Ricardo Martinelli, back when he could give himself uniforms and medals.
Magistrates oust Ricardo Martinelli from
the ballots for mayor and legislator
by Eric Jackson
The Electoral Tribunal, with the one magistrate appointed by Ricardo Martinelli dissenting, has disqualified Ricardo Martinelli from running for mayor of Panama City and for legislator from the capital’s multi-member Circuit 8-8.
The original challenges were brought on the grounds that Martinelli, who now sleeps at the El Renacer Penitentiary near Gamboa, which is in Colon province, and for purposes of avoiding and then limiting the scope of his extradition from the United States calls a mansion in Miami his residence, does not meet the residency requirements for that office. Up and down the electoral court system the case jumped away from the basic facts of residency, first into interpretations of what the residency requirement means and then quickly in to procedure. Lower electoral judges ruled on procedure, holding that to challenge Martinelli’s residency a party would have had to make that motion well before it was known that the former president was seeking elected offices.

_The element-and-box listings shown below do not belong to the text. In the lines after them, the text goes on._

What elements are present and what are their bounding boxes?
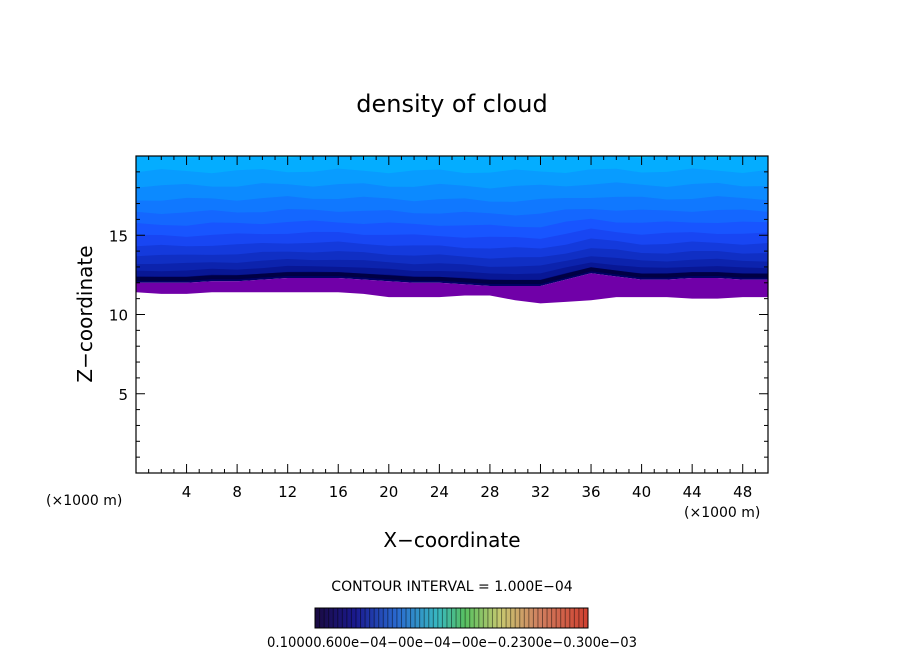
cloud-density-field [136,156,768,304]
y-tick-label-5: 5 [118,386,128,404]
colorbar-divisions [319,608,584,628]
x-tick-label-12: 12 [278,483,297,501]
y-axis-ticks: 5 10 15 [109,171,768,458]
colorbar-labels: 0.10000.600e−04−00e−04−00e−0.2300e−0.300… [267,635,637,651]
cloud-base-band [136,273,768,304]
contour-interval-label: CONTOUR INTERVAL = 1.000E−04 [331,579,572,595]
y-axis-label: Z−coordinate [73,245,97,382]
x-tick-label-44: 44 [683,483,702,501]
chart-title: density of cloud [356,90,547,118]
x-tick-label-24: 24 [430,483,449,501]
x-tick-label-28: 28 [480,483,499,501]
x-axis-ticks: 4 8 12 16 20 24 28 32 36 40 44 48 [148,156,756,501]
field-band-12 [136,156,768,174]
x-tick-label-4: 4 [182,483,192,501]
x-tick-label-40: 40 [632,483,651,501]
colorbar [314,607,589,629]
cloud-core-line [136,267,768,285]
x-axis-label: X−coordinate [383,528,520,552]
x-tick-label-32: 32 [531,483,550,501]
y-tick-label-15: 15 [109,227,128,245]
x-tick-label-16: 16 [329,483,348,501]
x-tick-label-48: 48 [733,483,752,501]
y-tick-label-10: 10 [109,307,128,325]
x-unit-right: (×1000 m) [684,505,760,521]
colorbar-gradient [314,607,589,629]
x-unit-left: (×1000 m) [46,493,122,509]
x-tick-label-36: 36 [581,483,600,501]
x-tick-label-20: 20 [379,483,398,501]
x-tick-label-8: 8 [232,483,242,501]
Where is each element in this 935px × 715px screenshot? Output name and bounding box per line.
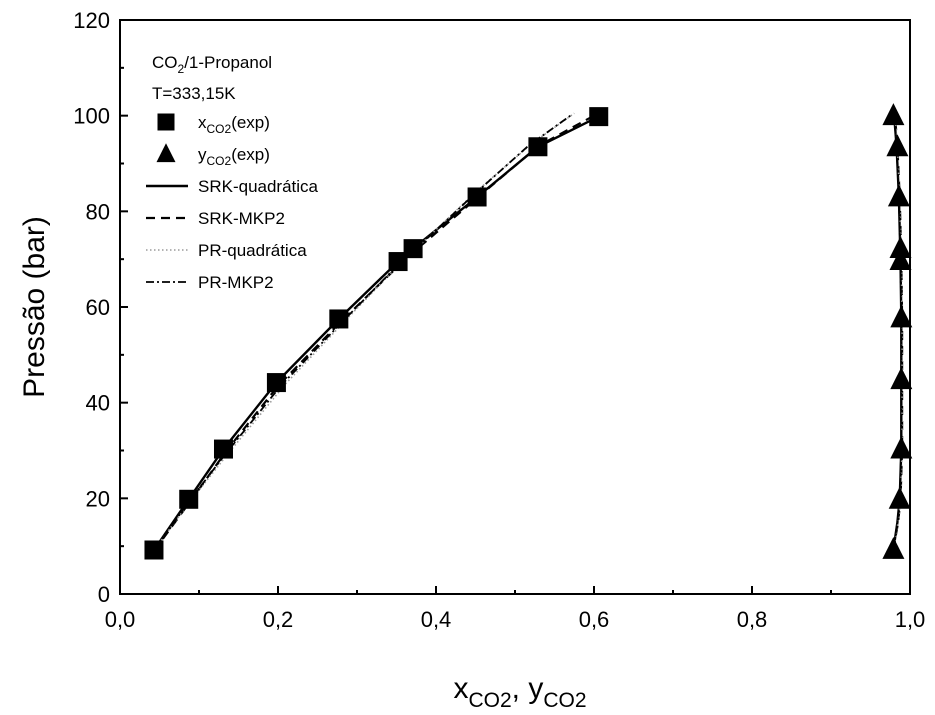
marker-xco2-exp [467, 187, 487, 207]
marker-xco2-exp [329, 309, 349, 329]
marker-xco2-exp [388, 252, 408, 272]
legend-marker-yco2-exp- [156, 143, 176, 163]
x-tick-label: 1,0 [895, 607, 926, 632]
ticks-layer: 0,0 0,2 0,4 0,6 0,8 1,0 0 20 40 60 80 100 120 [73, 8, 925, 632]
marker-xco2-exp [528, 137, 548, 157]
legend-label-yco2-exp-: yCO2(exp) [198, 145, 270, 168]
marker-xco2-exp [179, 489, 199, 509]
marker-xco2-exp [144, 540, 164, 560]
marker-yco2-exp [882, 537, 905, 559]
marker-yco2-exp [889, 248, 912, 270]
marker-yco2-exp [890, 436, 913, 459]
legend-label-pr-quadr-tica: PR-quadrática [198, 241, 307, 260]
series-line-srk-quadr-tica-x-branch [153, 115, 600, 551]
series-line-pr-quadr-tica-x-branch [153, 112, 575, 551]
y-axis-title: Pressão (bar) [18, 216, 51, 398]
marker-xco2-exp [589, 107, 609, 127]
plot-frame [119, 19, 911, 595]
marker-yco2-exp [889, 236, 912, 258]
legend: xCO2(exp) yCO2(exp) SRK-quadrática SRK-MKP2… [146, 113, 319, 292]
marker-yco2-exp [888, 486, 911, 509]
legend-marker-xco2-exp- [157, 113, 175, 131]
series-line-pr-quadr-tica-y-branch [892, 115, 903, 550]
marker-xco2-exp [403, 239, 423, 259]
y-tick-label: 120 [73, 8, 110, 33]
x-tick-label: 0,0 [105, 607, 136, 632]
legend-label-srk-mkp2: SRK-MKP2 [198, 209, 285, 228]
marker-xco2-exp [266, 373, 286, 393]
legend-label-srk-quadr-tica: SRK-quadrática [198, 177, 319, 196]
marker-xco2-exp [213, 439, 233, 459]
legend-label-pr-mkp2: PR-MKP2 [198, 273, 274, 292]
series-line-pr-mkp2-y-branch [892, 115, 903, 550]
y-tick-label: 20 [86, 486, 110, 511]
x-tick-label: 0,6 [579, 607, 610, 632]
x-tick-label: 0,4 [421, 607, 452, 632]
marker-yco2-exp [890, 305, 913, 328]
system-annotation: CO2/1-Propanol [152, 53, 272, 76]
x-tick-label: 0,8 [737, 607, 768, 632]
y-tick-label: 80 [86, 199, 110, 224]
y-tick-label: 60 [86, 295, 110, 320]
y-tick-label: 0 [98, 582, 110, 607]
y-tick-label: 100 [73, 104, 110, 129]
x-tick-label: 0,2 [263, 607, 294, 632]
marker-yco2-exp [887, 184, 910, 207]
temperature-annotation: T=333,15K [152, 84, 236, 103]
x-axis-title: xCO2, yCO2 [453, 672, 586, 712]
y-tick-label: 40 [86, 391, 110, 416]
marker-yco2-exp [890, 367, 913, 390]
legend-label-xco2-exp-: xCO2(exp) [198, 113, 270, 136]
marker-yco2-exp [882, 103, 905, 126]
lines-layer [153, 112, 904, 552]
markers-layer [144, 103, 913, 560]
series-line-pr-mkp2-x-branch [153, 114, 571, 552]
marker-yco2-exp [886, 134, 909, 157]
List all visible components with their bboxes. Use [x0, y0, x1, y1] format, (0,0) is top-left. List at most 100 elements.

However, having first brushed aside Martinelli’s attempt to disqualify the magistrates that he did not appoint — he would have had to disqualify one of their suplentes, too, in order to get a 2-1 majority of his appointees on the panel — magistrates Alfredo Juncá and Eduardo Valdés Escoffery argued all around the procedural points but ruled on the fact of residency to exclude the former president from the ballot. They left Martinelli’s suplente in the mayoral race, Sergio Gálvez, and the ex-president’s suplente in the legislative race, Mayín Correa, on the ballot in the places he would have occupied.
In a volatile year without much in the name of worthy polling, the ruling adds much uncertainty.

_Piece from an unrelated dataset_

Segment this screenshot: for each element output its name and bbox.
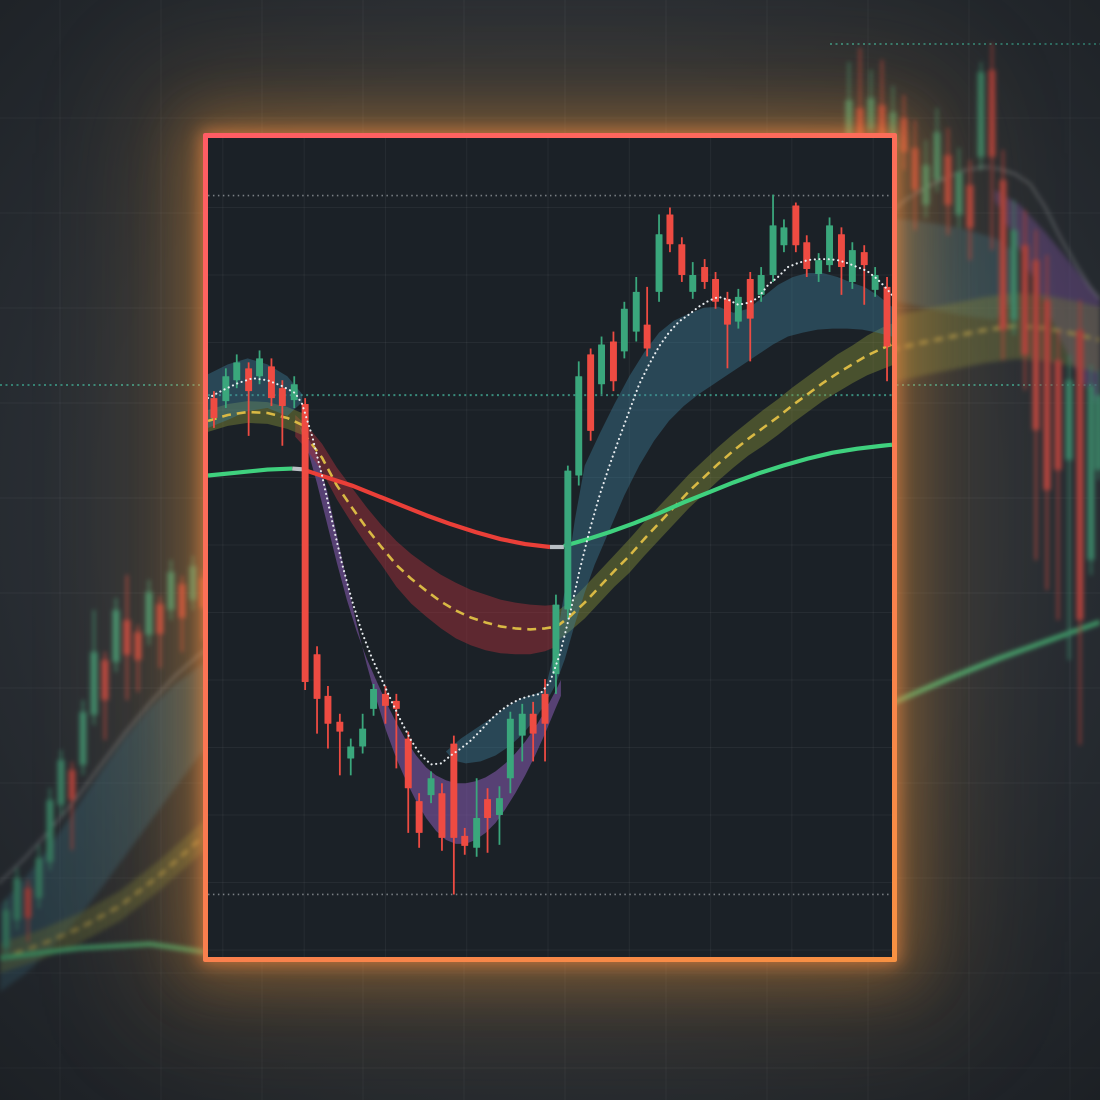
zoomed-chart-panel xyxy=(208,138,892,957)
zoomed-chart xyxy=(208,138,892,957)
highlight-zoom-frame xyxy=(203,133,897,962)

By most accounts Martinelli was the front runner for mayor, with a strong lead over the PRD’s José Luis Fábrega in second place with the rest of a crowded field way behind and many voters undecided. Now will the race be down to a man who calls himself the Sexual Buffalo (Gálvez) and a man who calls himself Tank of Gas (Fábrega)?
For the legislature there is no valid polling, the races are crowded and the public mood is unfavorable to all incumbents and in general to those identified with the political caste. Correa is no incumbent, but she is a long time politician. She has served as representante, legislator, mayor of Panama City and appointed governor of Panama province. Seeking re-election as mayor and suffering from a reputation for arrogance and caprice, she finished third behind Juan Carlos Navarro and Miguel Antonio Bernal. But as Martinelli’s appointed governor of the country’s most populous province — which was split in two by the creation of Panama Oeste on her shift — she came across as a much calmer and friendlier character. Few ever questioned the woman’s ability. But now the question comes down to the Cambio Democratico party’s fate and whether voters will see her as just another discredited political insider.
After his disqualification, Martinelli campaigns from prison for his party.